Once checked the information provided by the API, I figured out that all job codes contained in the first dataset, were related to Data Analysis. The main objective was to be able to extract a table where it could be easy to see how many people living in a rural environment were employed, and what kind of profile could be found between the different countries.
- Sqlalchemy
- Argparse
- BeautifulSoup
- Pandas
- Rquests
- Numpy
- Re
Install Python 3.7 and mandatory dependencies listed before.

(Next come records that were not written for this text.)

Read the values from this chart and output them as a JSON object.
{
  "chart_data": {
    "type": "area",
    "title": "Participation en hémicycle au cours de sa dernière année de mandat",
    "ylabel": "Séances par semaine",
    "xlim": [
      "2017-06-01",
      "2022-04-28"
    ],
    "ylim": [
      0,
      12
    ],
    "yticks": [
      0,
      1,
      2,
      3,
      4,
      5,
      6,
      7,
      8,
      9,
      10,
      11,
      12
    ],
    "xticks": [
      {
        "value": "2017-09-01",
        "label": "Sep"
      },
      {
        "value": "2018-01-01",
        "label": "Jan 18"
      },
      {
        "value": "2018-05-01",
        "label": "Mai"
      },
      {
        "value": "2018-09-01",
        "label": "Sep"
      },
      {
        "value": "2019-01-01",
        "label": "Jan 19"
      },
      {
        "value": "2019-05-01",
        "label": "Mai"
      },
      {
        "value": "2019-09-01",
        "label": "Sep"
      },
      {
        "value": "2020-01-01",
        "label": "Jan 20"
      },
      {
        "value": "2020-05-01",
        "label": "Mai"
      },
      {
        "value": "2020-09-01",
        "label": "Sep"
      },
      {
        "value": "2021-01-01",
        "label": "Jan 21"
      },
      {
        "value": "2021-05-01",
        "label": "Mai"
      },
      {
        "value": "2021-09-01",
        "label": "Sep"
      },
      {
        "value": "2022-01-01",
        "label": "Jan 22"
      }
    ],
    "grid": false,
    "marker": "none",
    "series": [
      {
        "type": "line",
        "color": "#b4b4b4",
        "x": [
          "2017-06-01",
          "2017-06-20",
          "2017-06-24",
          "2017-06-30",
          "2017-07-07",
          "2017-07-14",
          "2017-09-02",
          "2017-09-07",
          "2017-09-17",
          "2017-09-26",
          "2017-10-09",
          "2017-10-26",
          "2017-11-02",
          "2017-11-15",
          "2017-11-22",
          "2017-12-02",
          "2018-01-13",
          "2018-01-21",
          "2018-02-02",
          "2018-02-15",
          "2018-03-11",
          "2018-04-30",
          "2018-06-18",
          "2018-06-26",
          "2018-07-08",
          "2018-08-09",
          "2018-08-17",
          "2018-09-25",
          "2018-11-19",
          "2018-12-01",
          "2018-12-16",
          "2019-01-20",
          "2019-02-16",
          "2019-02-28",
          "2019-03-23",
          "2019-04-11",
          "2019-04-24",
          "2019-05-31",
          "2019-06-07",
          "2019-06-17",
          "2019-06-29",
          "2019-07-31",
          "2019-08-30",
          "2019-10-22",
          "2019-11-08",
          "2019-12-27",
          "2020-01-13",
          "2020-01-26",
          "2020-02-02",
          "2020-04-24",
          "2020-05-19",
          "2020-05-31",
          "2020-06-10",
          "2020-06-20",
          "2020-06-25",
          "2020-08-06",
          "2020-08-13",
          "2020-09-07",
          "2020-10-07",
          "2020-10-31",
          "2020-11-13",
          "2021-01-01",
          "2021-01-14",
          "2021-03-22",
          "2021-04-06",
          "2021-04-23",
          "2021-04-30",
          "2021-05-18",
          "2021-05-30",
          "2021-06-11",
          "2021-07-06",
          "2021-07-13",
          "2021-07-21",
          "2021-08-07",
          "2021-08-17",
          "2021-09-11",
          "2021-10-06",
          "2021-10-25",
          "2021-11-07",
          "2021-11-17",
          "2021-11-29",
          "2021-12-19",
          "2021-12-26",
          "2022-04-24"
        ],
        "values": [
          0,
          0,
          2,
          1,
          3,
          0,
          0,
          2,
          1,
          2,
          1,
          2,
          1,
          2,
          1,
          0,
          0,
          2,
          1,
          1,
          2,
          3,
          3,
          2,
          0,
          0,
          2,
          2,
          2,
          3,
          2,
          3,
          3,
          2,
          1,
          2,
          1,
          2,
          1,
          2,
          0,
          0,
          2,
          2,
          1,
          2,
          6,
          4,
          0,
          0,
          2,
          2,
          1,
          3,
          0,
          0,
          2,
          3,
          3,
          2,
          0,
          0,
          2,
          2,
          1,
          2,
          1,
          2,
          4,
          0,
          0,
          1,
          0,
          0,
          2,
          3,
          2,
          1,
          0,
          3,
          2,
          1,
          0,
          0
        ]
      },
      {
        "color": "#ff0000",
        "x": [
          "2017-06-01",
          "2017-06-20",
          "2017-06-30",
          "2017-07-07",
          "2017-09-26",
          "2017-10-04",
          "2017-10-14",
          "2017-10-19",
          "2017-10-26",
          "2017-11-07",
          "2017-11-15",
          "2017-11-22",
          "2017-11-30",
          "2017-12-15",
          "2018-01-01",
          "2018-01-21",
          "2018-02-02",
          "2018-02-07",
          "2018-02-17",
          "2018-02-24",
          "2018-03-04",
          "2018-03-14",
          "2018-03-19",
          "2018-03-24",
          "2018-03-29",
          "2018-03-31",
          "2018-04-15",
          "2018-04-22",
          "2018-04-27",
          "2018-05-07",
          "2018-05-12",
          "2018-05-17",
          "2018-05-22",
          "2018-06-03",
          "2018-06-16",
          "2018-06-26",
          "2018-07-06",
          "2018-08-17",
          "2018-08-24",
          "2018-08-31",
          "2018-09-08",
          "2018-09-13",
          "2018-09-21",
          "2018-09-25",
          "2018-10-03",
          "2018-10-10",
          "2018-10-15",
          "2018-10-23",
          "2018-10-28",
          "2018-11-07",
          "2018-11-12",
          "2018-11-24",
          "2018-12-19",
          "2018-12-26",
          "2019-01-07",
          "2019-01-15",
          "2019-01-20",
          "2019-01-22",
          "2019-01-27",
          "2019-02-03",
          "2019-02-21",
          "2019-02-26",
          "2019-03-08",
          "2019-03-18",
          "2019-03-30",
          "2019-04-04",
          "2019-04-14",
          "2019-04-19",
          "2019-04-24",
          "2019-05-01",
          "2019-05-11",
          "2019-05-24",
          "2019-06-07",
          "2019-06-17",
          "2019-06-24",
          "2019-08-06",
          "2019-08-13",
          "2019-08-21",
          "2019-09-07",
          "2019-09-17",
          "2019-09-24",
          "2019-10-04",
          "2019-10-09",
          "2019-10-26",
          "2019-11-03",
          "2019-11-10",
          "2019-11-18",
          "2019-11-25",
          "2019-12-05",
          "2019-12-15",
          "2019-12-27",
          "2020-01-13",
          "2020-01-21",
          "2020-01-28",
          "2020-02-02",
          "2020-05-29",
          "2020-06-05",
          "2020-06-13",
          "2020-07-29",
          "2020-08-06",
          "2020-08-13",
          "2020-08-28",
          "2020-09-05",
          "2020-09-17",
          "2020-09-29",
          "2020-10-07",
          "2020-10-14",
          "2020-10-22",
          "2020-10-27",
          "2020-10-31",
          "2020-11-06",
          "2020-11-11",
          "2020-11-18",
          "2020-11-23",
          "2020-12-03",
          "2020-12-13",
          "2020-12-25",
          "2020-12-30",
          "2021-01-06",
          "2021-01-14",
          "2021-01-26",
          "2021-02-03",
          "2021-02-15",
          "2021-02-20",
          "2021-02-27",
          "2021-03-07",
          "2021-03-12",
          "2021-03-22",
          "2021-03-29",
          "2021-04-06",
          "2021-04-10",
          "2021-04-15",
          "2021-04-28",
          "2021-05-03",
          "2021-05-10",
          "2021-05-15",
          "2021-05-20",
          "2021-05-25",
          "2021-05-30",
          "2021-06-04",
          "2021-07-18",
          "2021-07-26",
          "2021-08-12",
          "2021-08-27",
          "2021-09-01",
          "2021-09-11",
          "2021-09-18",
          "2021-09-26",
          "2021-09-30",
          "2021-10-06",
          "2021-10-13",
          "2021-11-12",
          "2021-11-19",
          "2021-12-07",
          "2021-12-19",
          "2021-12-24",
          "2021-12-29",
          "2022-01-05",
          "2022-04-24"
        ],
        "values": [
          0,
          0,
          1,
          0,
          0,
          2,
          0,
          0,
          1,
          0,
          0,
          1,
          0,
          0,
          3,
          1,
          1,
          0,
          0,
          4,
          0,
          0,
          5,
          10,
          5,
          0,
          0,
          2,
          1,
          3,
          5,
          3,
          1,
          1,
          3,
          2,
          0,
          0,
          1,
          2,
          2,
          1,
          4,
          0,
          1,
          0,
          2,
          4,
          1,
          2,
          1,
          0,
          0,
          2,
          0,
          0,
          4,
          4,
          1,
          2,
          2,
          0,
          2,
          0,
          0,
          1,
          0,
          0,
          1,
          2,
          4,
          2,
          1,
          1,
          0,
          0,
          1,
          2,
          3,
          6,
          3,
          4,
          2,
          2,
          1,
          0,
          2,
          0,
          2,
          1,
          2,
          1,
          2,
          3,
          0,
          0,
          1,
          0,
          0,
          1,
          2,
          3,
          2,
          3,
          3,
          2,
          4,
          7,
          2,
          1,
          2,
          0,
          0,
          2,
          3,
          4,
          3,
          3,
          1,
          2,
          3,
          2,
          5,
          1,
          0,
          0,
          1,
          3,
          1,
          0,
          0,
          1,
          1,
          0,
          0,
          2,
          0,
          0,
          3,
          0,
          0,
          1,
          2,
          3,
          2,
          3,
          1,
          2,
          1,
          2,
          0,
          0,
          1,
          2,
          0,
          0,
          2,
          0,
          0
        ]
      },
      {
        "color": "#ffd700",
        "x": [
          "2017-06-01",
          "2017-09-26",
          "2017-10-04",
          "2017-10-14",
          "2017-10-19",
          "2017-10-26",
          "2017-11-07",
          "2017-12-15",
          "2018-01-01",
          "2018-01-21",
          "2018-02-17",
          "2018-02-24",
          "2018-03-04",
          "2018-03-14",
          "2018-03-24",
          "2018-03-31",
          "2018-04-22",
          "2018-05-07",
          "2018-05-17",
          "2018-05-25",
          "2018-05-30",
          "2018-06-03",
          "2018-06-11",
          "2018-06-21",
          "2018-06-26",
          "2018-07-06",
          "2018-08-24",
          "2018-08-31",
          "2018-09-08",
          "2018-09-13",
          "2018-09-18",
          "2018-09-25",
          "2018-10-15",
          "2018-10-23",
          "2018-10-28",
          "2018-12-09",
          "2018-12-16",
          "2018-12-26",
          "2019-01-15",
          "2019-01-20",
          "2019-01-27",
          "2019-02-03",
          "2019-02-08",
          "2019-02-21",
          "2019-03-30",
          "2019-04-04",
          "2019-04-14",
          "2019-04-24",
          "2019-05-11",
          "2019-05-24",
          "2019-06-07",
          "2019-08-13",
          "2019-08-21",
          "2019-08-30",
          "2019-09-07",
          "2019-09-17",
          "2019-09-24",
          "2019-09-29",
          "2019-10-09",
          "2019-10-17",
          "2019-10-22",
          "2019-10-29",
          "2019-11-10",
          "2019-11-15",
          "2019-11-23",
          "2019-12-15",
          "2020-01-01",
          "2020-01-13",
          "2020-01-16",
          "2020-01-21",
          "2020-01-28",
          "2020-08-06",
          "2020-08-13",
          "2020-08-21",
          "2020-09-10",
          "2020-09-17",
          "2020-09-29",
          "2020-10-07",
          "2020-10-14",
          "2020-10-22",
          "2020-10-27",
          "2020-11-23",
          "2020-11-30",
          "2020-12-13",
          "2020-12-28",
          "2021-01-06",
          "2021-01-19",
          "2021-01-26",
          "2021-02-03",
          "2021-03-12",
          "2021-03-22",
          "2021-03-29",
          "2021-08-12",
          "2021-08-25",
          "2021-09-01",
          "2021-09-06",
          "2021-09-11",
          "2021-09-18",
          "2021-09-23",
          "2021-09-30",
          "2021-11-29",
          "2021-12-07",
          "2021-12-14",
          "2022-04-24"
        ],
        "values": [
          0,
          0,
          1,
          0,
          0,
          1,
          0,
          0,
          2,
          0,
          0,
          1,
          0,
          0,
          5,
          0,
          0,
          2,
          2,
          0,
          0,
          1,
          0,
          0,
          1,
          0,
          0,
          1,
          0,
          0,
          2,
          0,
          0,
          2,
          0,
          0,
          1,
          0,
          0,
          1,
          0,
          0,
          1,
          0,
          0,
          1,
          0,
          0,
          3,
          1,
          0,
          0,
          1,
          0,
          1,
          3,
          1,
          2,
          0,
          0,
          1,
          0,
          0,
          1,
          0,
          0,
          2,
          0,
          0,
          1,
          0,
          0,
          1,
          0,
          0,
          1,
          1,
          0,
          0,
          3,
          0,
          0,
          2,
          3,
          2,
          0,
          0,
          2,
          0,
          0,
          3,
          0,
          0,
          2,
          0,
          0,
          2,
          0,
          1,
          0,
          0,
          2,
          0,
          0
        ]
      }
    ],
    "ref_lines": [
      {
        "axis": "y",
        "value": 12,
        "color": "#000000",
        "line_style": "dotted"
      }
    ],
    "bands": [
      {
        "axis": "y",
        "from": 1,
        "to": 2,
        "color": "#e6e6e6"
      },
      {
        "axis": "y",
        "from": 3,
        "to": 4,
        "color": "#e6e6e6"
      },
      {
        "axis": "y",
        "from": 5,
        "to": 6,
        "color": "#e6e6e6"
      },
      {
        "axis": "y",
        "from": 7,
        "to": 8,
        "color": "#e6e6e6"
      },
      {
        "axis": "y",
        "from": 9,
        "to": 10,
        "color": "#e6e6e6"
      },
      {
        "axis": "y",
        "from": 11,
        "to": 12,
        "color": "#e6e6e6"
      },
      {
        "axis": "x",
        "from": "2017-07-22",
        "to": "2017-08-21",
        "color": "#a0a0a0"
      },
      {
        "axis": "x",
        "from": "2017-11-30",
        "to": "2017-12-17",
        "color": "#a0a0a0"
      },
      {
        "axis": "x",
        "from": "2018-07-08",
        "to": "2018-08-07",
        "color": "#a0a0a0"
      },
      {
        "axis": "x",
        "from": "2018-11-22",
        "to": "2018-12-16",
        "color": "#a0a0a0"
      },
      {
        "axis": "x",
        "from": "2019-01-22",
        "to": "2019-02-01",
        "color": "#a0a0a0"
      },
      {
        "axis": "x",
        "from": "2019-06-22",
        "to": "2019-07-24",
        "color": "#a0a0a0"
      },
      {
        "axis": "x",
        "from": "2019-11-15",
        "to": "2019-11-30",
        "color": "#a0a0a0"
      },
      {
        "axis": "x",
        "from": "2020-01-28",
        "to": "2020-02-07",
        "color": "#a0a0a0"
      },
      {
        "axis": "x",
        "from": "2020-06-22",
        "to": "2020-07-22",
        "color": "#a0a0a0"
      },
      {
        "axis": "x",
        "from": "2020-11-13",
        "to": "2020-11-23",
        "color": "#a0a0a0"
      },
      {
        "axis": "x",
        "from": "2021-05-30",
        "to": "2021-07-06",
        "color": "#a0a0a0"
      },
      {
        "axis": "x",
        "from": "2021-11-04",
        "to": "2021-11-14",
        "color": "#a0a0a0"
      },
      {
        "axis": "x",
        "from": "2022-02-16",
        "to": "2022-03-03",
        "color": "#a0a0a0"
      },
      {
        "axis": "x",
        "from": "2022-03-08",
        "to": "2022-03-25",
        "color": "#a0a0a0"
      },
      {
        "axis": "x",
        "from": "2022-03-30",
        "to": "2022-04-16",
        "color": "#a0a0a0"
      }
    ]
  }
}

If you are using the Anaconda distribution. Run the following command to activate the environment where you have all these dependencies installed.
conda activate name_env
-
Clone this repo locally.
-
Open a terminal, activate the appropiate environment and navigate to the repo's path.
-
As we are using argparse you have to specify to parameter to run the script:
'-p' '--path' (required) / '-c' '--country' (optional - Default=all) path = raw_data_project_m1.db country_choices=['Austria', 'Belgium', 'Bulgaria', 'Cyprus', 'Czechia', 'Germany', 'Denmark', 'Estonia', 'Spain', 'Finland', 'France','United Kingdom', 'Greece', 'Croatia', 'Hungary', 'Ireland', 'Italy', 'Lithuania','Luxembourg', 'Latvia', 'Malta','Netherlands', 'Poland','Portugal', 'Romania', 'Sweden', 'Slovenia', 'Slovakia'] -
In the terminal write: python main.py -p raw_data_project_m1.db or main.py -p raw_data_project_m1.db -c 'specific country'
-
Three different csv files with the information obtained from the different sources (Query = df_sql_query.csv , APi = df_api.csv', Eurostat = df_countries.csv)
-
Aditional csv with all Dataframes merged and with the data processed (df_countries.csv)
-
A csv with the result. Two options:
- With all countries (df_rural.csv)
- With specific country (df_specific country.csv)